About billing forecasting

This approach uses a Billing Calendar to forecast and process lease billing. Rather than the user filling in a set of billing parameters to initiate the billing run, this method uses the contract detail records to forecast the billings date and then lead the user through the initiation of one or more billing runs to perform the billing. The values that determine the billing cycle are defined in the contract itself and the billing control function uses those values to determine when the billing jobs should be run.

The user’s interaction with this billing engine is to review the billing calendar’s forecasted billings and select the ones to be billed by grouping them to form a billing control group. The billing engine then looks back to the billing control to determine what is to be billed in the group. It still references the contract details but only to determine the value of the charges.

The Billing Calendar is based on forecasted billings calculated using the contract details, corporate/customer calendars, and previous billing history. The forecast itself is performed by a ‘batch’ job that should be scheduled to run nightly. It is also possible to run the ‘batch’ job on demand.

The billing forecast job can be performed even if other contract billing jobs are in process. Contract billing jobs may prevent each other from being initiated, but the forecast is independent of them. This is because the forecast is considered an estimate.

If, during the forecast process, one or more billing jobs are in progress, the contract details from the in-progress billing jobs are excluded from the forecast. The forecast detail is marked to indicate that the estimate is ‘unavailable’. The summary view of the billing calendar shows ‘unavailable’ if any of the details making up the summary are unavailable. The user can use the zoom option to investigate. This could occur if the forecast job is rerun during the day, or if a billing job was submitted for overnight but not posted.

When the forecast process is performed, any forecast details where the user has already placed the detail on the billing control will be retained. Forecast details where the detail is not on a billing control will be re-forecasted.

The de-selection of a section from the billing, during billing edit, will remove the section from the billing control. Likewise, the cancellation of a billing job will remove all the contract sections for that billing job from the billing control.
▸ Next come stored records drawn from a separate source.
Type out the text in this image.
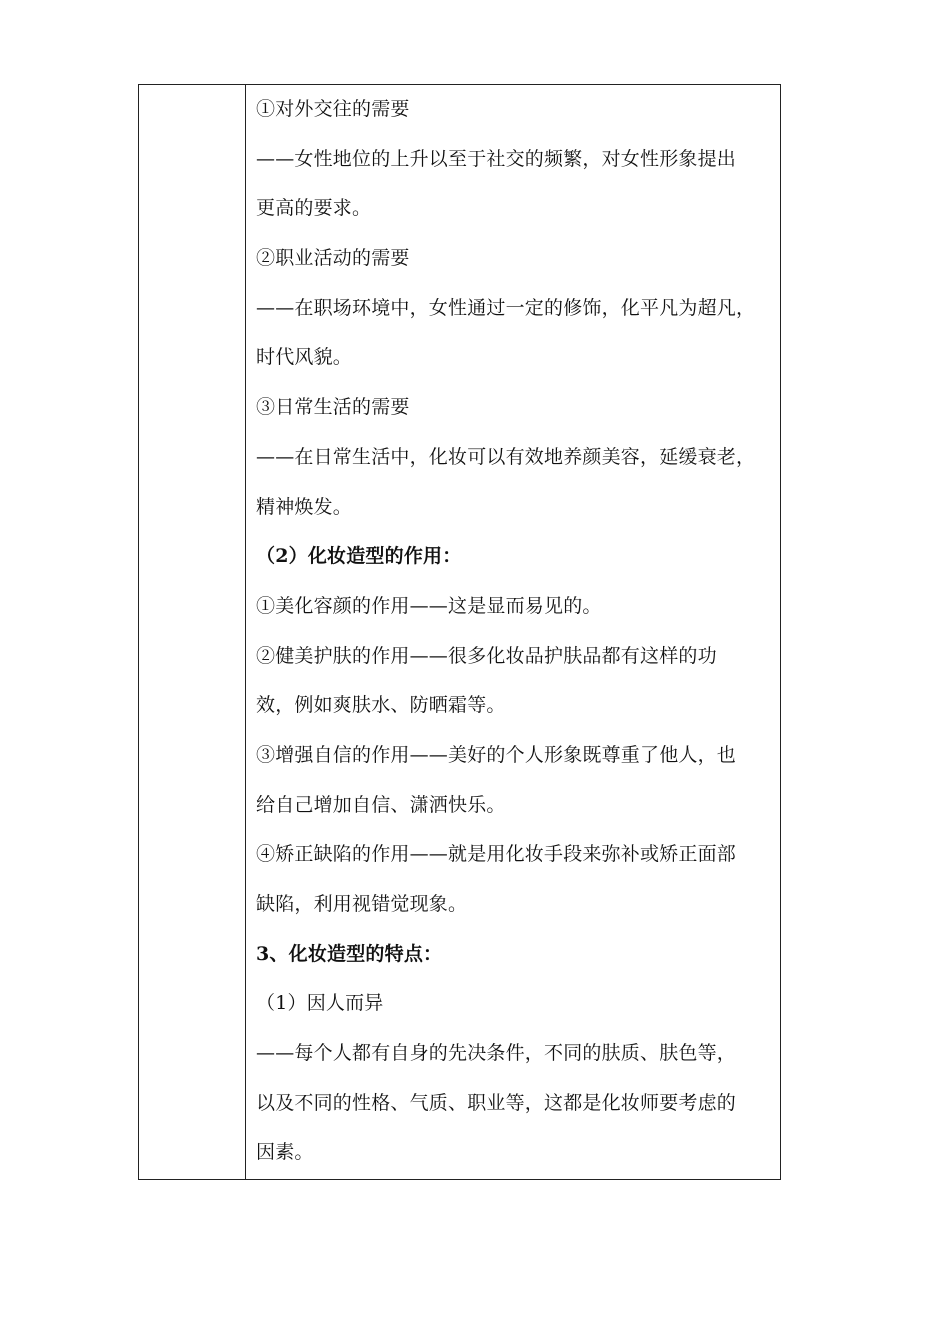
①对外交往的需要
——女性地位的上升以至于社交的频繁，对女性形象提出
更高的要求。
②职业活动的需要
——在职场环境中，女性通过一定的修饰，化平凡为超凡，
时代风貌。
③日常生活的需要
——在日常生活中，化妆可以有效地养颜美容，延缓衰老，
精神焕发。
（2）化妆造型的作用：
①美化容颜的作用——这是显而易见的。
②健美护肤的作用——很多化妆品护肤品都有这样的功
效，例如爽肤水、防晒霜等。
③增强自信的作用——美好的个人形象既尊重了他人，也
给自己增加自信、潇洒快乐。
④矫正缺陷的作用——就是用化妆手段来弥补或矫正面部
缺陷，利用视错觉现象。
3、化妆造型的特点：
（1）因人而异
——每个人都有自身的先决条件，不同的肤质、肤色等，
以及不同的性格、气质、职业等，这都是化妆师要考虑的
因素。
The billing forecast job may be broken down into three steps:

  1. Calculate Billing Date - this step is similar to the first ‘half’ of the standard billing engine, except instead of determining WHAT is to be billed given the user’s selection criteria (contract type, date, etc.) this determines WHEN each section is to be billed given the contract details and billing history.
  2. Estimate the value of each contract/section. Given WHEN a section is to be billed this is like the second ‘half’ of the standard billing engine that calculates the charges. Instead of creating the contract billing records, this updates the estimate file. The accuracy of the estimate will depend on the currency of the contract details and reading values.
  3. Sum the values and produce counts by billing date. The Billing Calendar screens start at a summary level and allow drill-down to the detail. This requires sums and counts of the detail so the user may consider what further action to take.

When running the billing forecast, the system will make sure all sections on Active and Closed contracts have a billing cycle before forecasting. If any are blank, an error will be displayed.